Background: Anti-human leukocyte antigen (HLA) antibody sensitisation represents a major barrier to cardiac transplantation. Patients with heart failure, supported by Ventricular Assist Devices (VAD), or those who have undergone surgical repair for congenital heart defects are at higher risk of developing anti-HLA antibodies, and thus limiting their compatibility with potential donors. Currently there is no consensus as to how, or when desensitisation should take place, and through what mechanism, meaning that sensitised patient must wait for a compatible donor for many months, if not years. For many this delay in finding a suitable organ results in increased risk of complications from VADs, with poorer waiting-list outcomes. We aimed to determine if it were possible to use immunoadsorption in an ex vivo laboratory setting to provide a potential, intraoperative desensitisation methodology.
Methods: Anti-HLA antibody-containing whole blood was obtained from NHS Blood and Transplant and quantified using a Luminex Single Antigen Bead assay. A Cardiopulmonary bypass (CPB) circuit was set up to mimic a 20kg patient undergoing cardiac transplantation, into which a plasma separator was placed. Anti-HLA antibody containing plasma was then diverted to a standalone, secondary immunoadsorption system, with antibody-depleted plasma return to the CPB circuit.

A total treatment volume of 3-fold the pseudo-patient’s plasma volume (4500ml at 75ml/kg) was treated. Samples for anti-HLA antibody quantification were taking at baseline, when combined with the CPB prime (on bypass), and then every 20 minutes for the duration of treatment (total 3 hours).
Results: All 3 experiments demonstrated a reduction in individual bead mean fluorescence intensity (MFI) to below clinically relevant levels (<1000 MFI), and in the majority of cases below the lower detection limit (<500 MFI), even in HLA specificities with a baseline MFI >4000. Reduction occurred in all cases within 120 minutes, demonstrating efficacy in a time period usual for cardiac transplantation.

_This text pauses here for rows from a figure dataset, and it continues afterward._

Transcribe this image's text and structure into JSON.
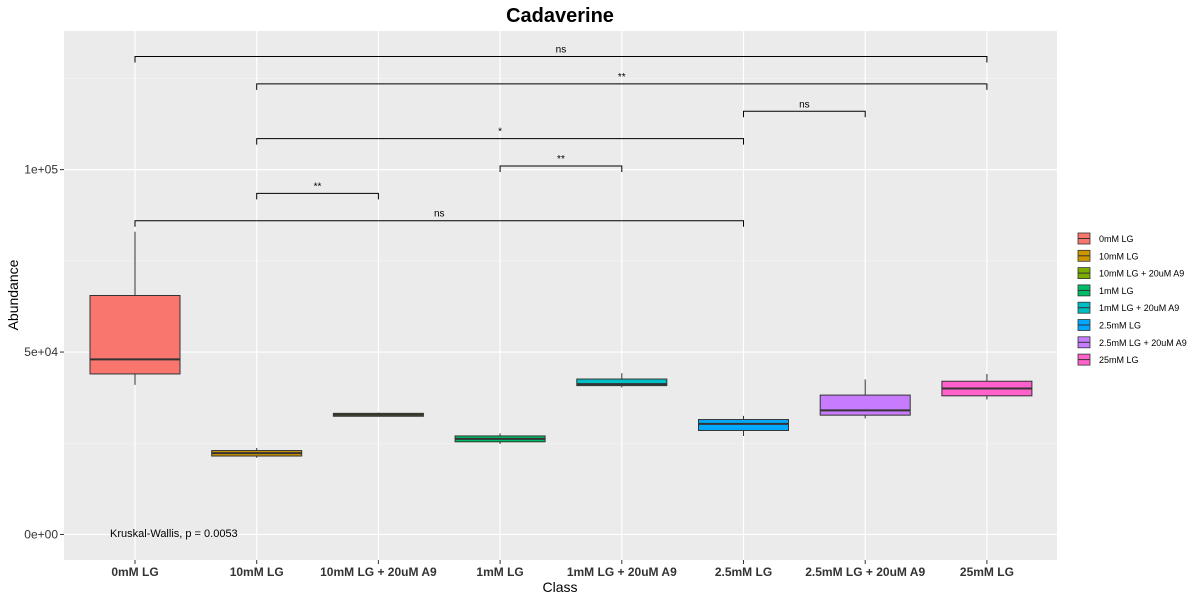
{
  "chart_data": {
    "type": "box",
    "title": "Cadaverine",
    "xlabel": "Class",
    "ylabel": "Abundance",
    "ylim": [
      -7000,
      138000
    ],
    "y_ticks": [
      0,
      50000,
      100000
    ],
    "y_tick_labels": [
      "0e+00",
      "5e+04",
      "1e+05"
    ],
    "grid": true,
    "legend_position": "right",
    "categories": [
      "0mM LG",
      "10mM LG",
      "10mM LG + 20uM A9",
      "1mM LG",
      "1mM LG + 20uM A9",
      "2.5mM LG",
      "2.5mM LG + 20uM A9",
      "25mM LG"
    ],
    "colors": [
      "#F8766D",
      "#CD9600",
      "#7CAE00",
      "#00BE67",
      "#00BFC4",
      "#00A9FF",
      "#C77CFF",
      "#FF61CC"
    ],
    "boxes": [
      {
        "min": 41000,
        "q1": 44000,
        "median": 48000,
        "q3": 65500,
        "max": 83000
      },
      {
        "min": 21000,
        "q1": 21500,
        "median": 22300,
        "q3": 23000,
        "max": 23700
      },
      {
        "min": 32300,
        "q1": 32400,
        "median": 32800,
        "q3": 33200,
        "max": 33400
      },
      {
        "min": 24800,
        "q1": 25400,
        "median": 26200,
        "q3": 27000,
        "max": 27700
      },
      {
        "min": 40300,
        "q1": 40800,
        "median": 41200,
        "q3": 42600,
        "max": 44200
      },
      {
        "min": 27000,
        "q1": 28500,
        "median": 30300,
        "q3": 31500,
        "max": 32500
      },
      {
        "min": 31800,
        "q1": 32700,
        "median": 34000,
        "q3": 38200,
        "max": 42500
      },
      {
        "min": 37000,
        "q1": 38000,
        "median": 40000,
        "q3": 42000,
        "max": 44000
      }
    ],
    "comparisons": [
      {
        "from": 0,
        "to": 7,
        "y": 131000,
        "label": "ns"
      },
      {
        "from": 1,
        "to": 7,
        "y": 123500,
        "label": "**"
      },
      {
        "from": 5,
        "to": 6,
        "y": 116000,
        "label": "ns"
      },
      {
        "from": 1,
        "to": 5,
        "y": 108500,
        "label": "*"
      },
      {
        "from": 3,
        "to": 4,
        "y": 101000,
        "label": "**"
      },
      {
        "from": 1,
        "to": 2,
        "y": 93500,
        "label": "**"
      },
      {
        "from": 0,
        "to": 5,
        "y": 86000,
        "label": "ns"
      }
    ],
    "annotation": "Kruskal-Wallis, p = 0.0053",
    "annotation_y": 1200
  }
}
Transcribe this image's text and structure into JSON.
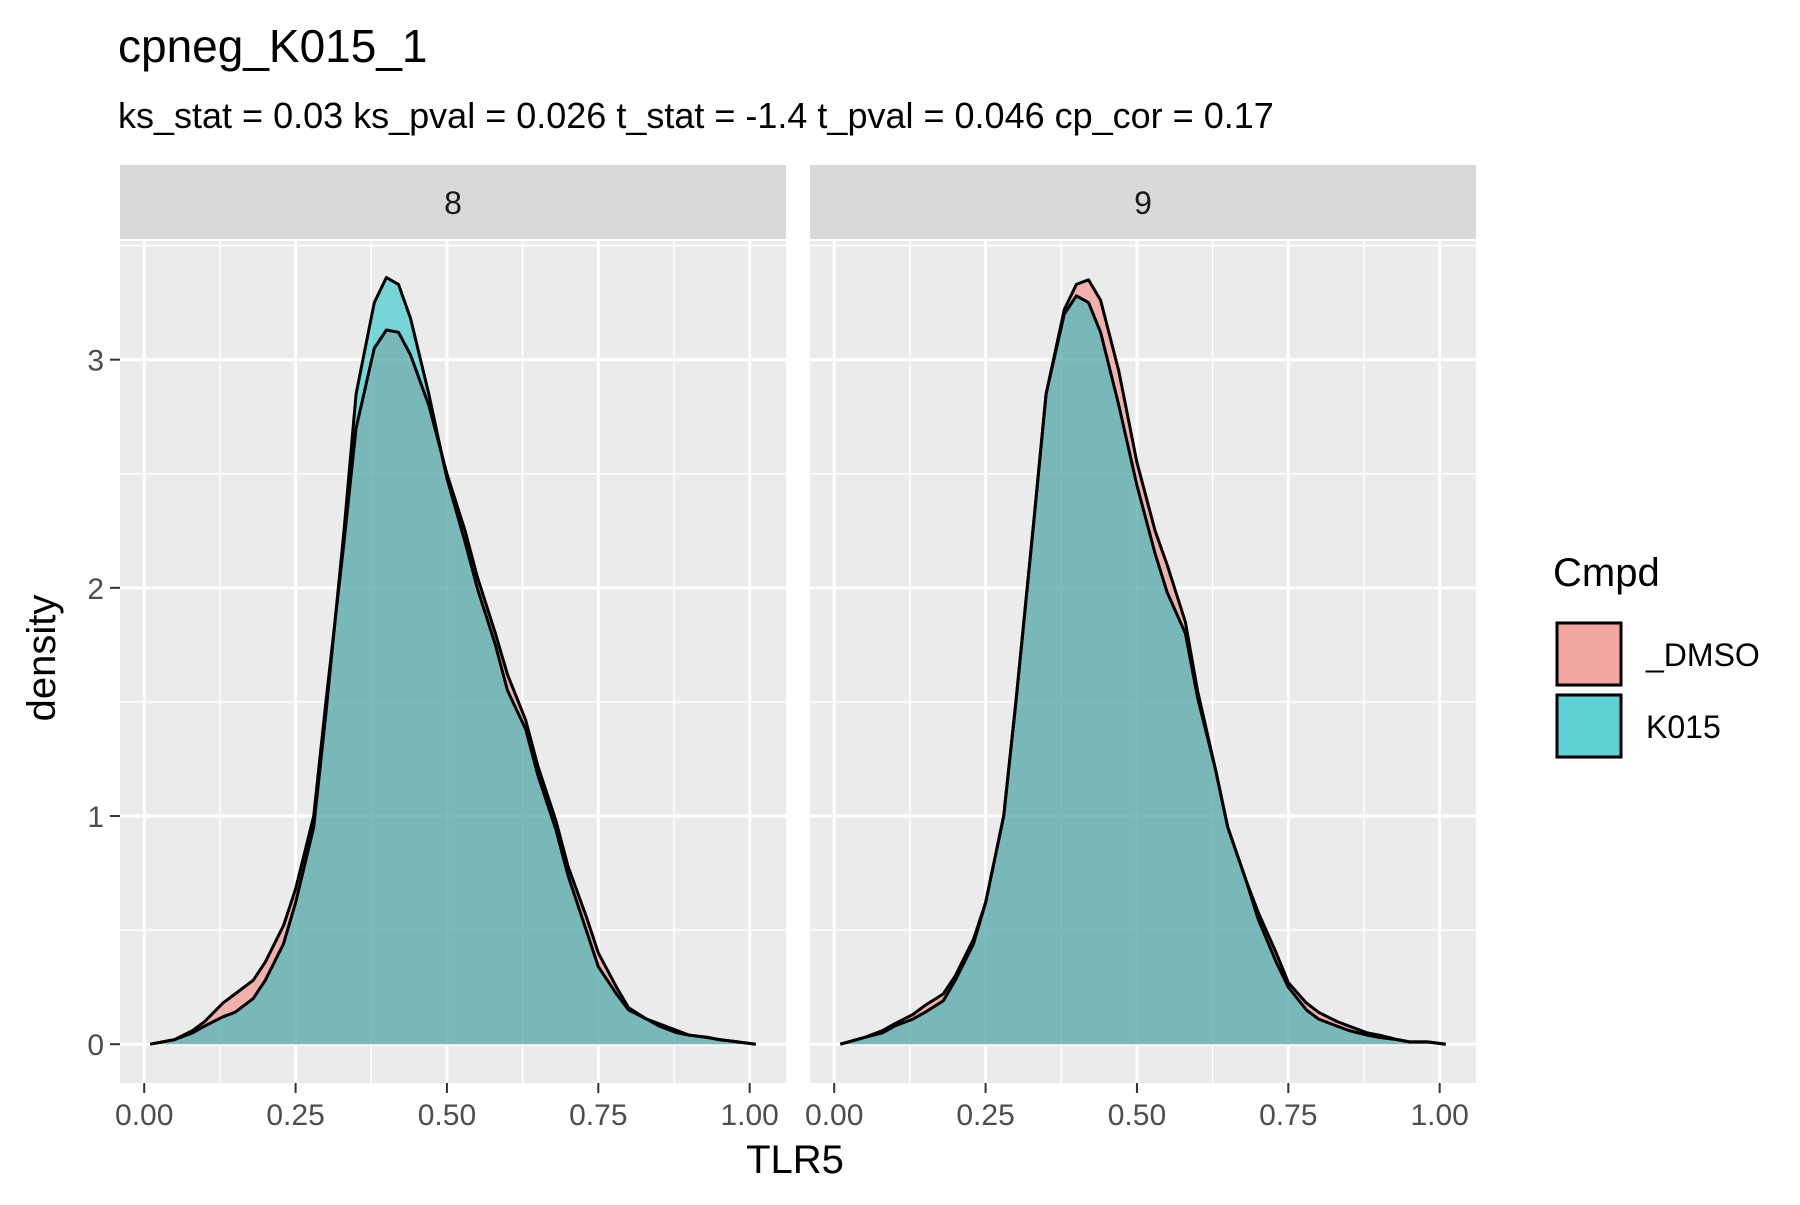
{
  "chart_data": {
    "type": "area",
    "title": "cpneg_K015_1",
    "subtitle": "ks_stat = 0.03 ks_pval = 0.026 t_stat = -1.4 t_pval = 0.046 cp_cor = 0.17",
    "xlabel": "TLR5",
    "ylabel": "density",
    "xlim": [
      -0.04,
      1.06
    ],
    "ylim": [
      -0.17,
      3.52
    ],
    "x_ticks": [
      0.0,
      0.25,
      0.5,
      0.75,
      1.0
    ],
    "x_tick_labels": [
      "0.00",
      "0.25",
      "0.50",
      "0.75",
      "1.00"
    ],
    "y_ticks": [
      0,
      1,
      2,
      3
    ],
    "y_tick_labels": [
      "0",
      "1",
      "2",
      "3"
    ],
    "grid": true,
    "legend": {
      "title": "Cmpd",
      "placement": "right",
      "entries": [
        {
          "name": "_DMSO",
          "color": "#F8766D"
        },
        {
          "name": "K015",
          "color": "#00BFC4"
        }
      ]
    },
    "facets": [
      {
        "label": "8",
        "series": [
          {
            "name": "_DMSO",
            "color": "#F8766D",
            "x": [
              0.01,
              0.05,
              0.08,
              0.1,
              0.13,
              0.15,
              0.18,
              0.2,
              0.23,
              0.25,
              0.28,
              0.3,
              0.33,
              0.35,
              0.38,
              0.4,
              0.42,
              0.44,
              0.47,
              0.5,
              0.53,
              0.55,
              0.58,
              0.6,
              0.63,
              0.65,
              0.68,
              0.7,
              0.73,
              0.75,
              0.78,
              0.8,
              0.83,
              0.85,
              0.88,
              0.9,
              0.93,
              0.95,
              0.98,
              1.01
            ],
            "y": [
              0,
              0.02,
              0.06,
              0.1,
              0.18,
              0.22,
              0.28,
              0.36,
              0.52,
              0.68,
              1.0,
              1.5,
              2.2,
              2.7,
              3.05,
              3.13,
              3.12,
              3.02,
              2.8,
              2.5,
              2.25,
              2.05,
              1.8,
              1.62,
              1.42,
              1.22,
              0.98,
              0.78,
              0.56,
              0.4,
              0.25,
              0.16,
              0.11,
              0.09,
              0.06,
              0.04,
              0.03,
              0.02,
              0.01,
              0
            ]
          },
          {
            "name": "K015",
            "color": "#00BFC4",
            "x": [
              0.01,
              0.05,
              0.08,
              0.1,
              0.13,
              0.15,
              0.18,
              0.2,
              0.23,
              0.25,
              0.28,
              0.3,
              0.33,
              0.35,
              0.38,
              0.4,
              0.42,
              0.44,
              0.47,
              0.5,
              0.53,
              0.55,
              0.58,
              0.6,
              0.63,
              0.65,
              0.68,
              0.7,
              0.73,
              0.75,
              0.78,
              0.8,
              0.83,
              0.85,
              0.88,
              0.9,
              0.93,
              0.95,
              0.98,
              1.01
            ],
            "y": [
              0,
              0.02,
              0.05,
              0.08,
              0.12,
              0.14,
              0.2,
              0.28,
              0.44,
              0.62,
              0.95,
              1.45,
              2.25,
              2.85,
              3.25,
              3.36,
              3.33,
              3.18,
              2.85,
              2.48,
              2.2,
              2.0,
              1.75,
              1.55,
              1.38,
              1.18,
              0.94,
              0.74,
              0.5,
              0.34,
              0.22,
              0.15,
              0.11,
              0.08,
              0.05,
              0.04,
              0.03,
              0.02,
              0.01,
              0
            ]
          }
        ]
      },
      {
        "label": "9",
        "series": [
          {
            "name": "_DMSO",
            "color": "#F8766D",
            "x": [
              0.01,
              0.05,
              0.08,
              0.1,
              0.13,
              0.15,
              0.18,
              0.2,
              0.23,
              0.25,
              0.28,
              0.3,
              0.33,
              0.35,
              0.38,
              0.4,
              0.42,
              0.44,
              0.47,
              0.5,
              0.53,
              0.55,
              0.58,
              0.6,
              0.63,
              0.65,
              0.68,
              0.7,
              0.73,
              0.75,
              0.78,
              0.8,
              0.83,
              0.85,
              0.88,
              0.9,
              0.93,
              0.95,
              0.98,
              1.01
            ],
            "y": [
              0,
              0.03,
              0.06,
              0.09,
              0.13,
              0.17,
              0.22,
              0.3,
              0.46,
              0.62,
              1.0,
              1.5,
              2.3,
              2.85,
              3.22,
              3.33,
              3.35,
              3.26,
              2.95,
              2.55,
              2.25,
              2.1,
              1.85,
              1.55,
              1.2,
              0.95,
              0.72,
              0.58,
              0.4,
              0.27,
              0.18,
              0.14,
              0.1,
              0.08,
              0.05,
              0.04,
              0.02,
              0.01,
              0.01,
              0
            ]
          },
          {
            "name": "K015",
            "color": "#00BFC4",
            "x": [
              0.01,
              0.05,
              0.08,
              0.1,
              0.13,
              0.15,
              0.18,
              0.2,
              0.23,
              0.25,
              0.28,
              0.3,
              0.33,
              0.35,
              0.38,
              0.4,
              0.42,
              0.44,
              0.47,
              0.5,
              0.53,
              0.55,
              0.58,
              0.6,
              0.63,
              0.65,
              0.68,
              0.7,
              0.73,
              0.75,
              0.78,
              0.8,
              0.83,
              0.85,
              0.88,
              0.9,
              0.93,
              0.95,
              0.98,
              1.01
            ],
            "y": [
              0,
              0.03,
              0.05,
              0.08,
              0.11,
              0.14,
              0.19,
              0.28,
              0.44,
              0.62,
              1.0,
              1.5,
              2.3,
              2.85,
              3.2,
              3.28,
              3.25,
              3.12,
              2.8,
              2.45,
              2.15,
              1.98,
              1.8,
              1.52,
              1.2,
              0.95,
              0.72,
              0.55,
              0.36,
              0.25,
              0.15,
              0.11,
              0.08,
              0.06,
              0.04,
              0.03,
              0.02,
              0.01,
              0.01,
              0
            ]
          }
        ]
      }
    ]
  }
}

Flow cytometric crossmatching of suitable pseudo-patients demonstrated a flipping from T cell and B cell positive channel shifts to negative, demonstrating a reduction in binding capacity.
Conclusions: Intraoperative immunoadsorption in an ex vivo­ setting demonstrates a clinically relevant reduction in anti-HLA antibodies within the normal timeframe for cardiac transplantation. This method represents a potential desensitisation technique that could enable sensitised children to accept a donor organ earlier, even in the presence of donor-specific anti-HLA antibodies.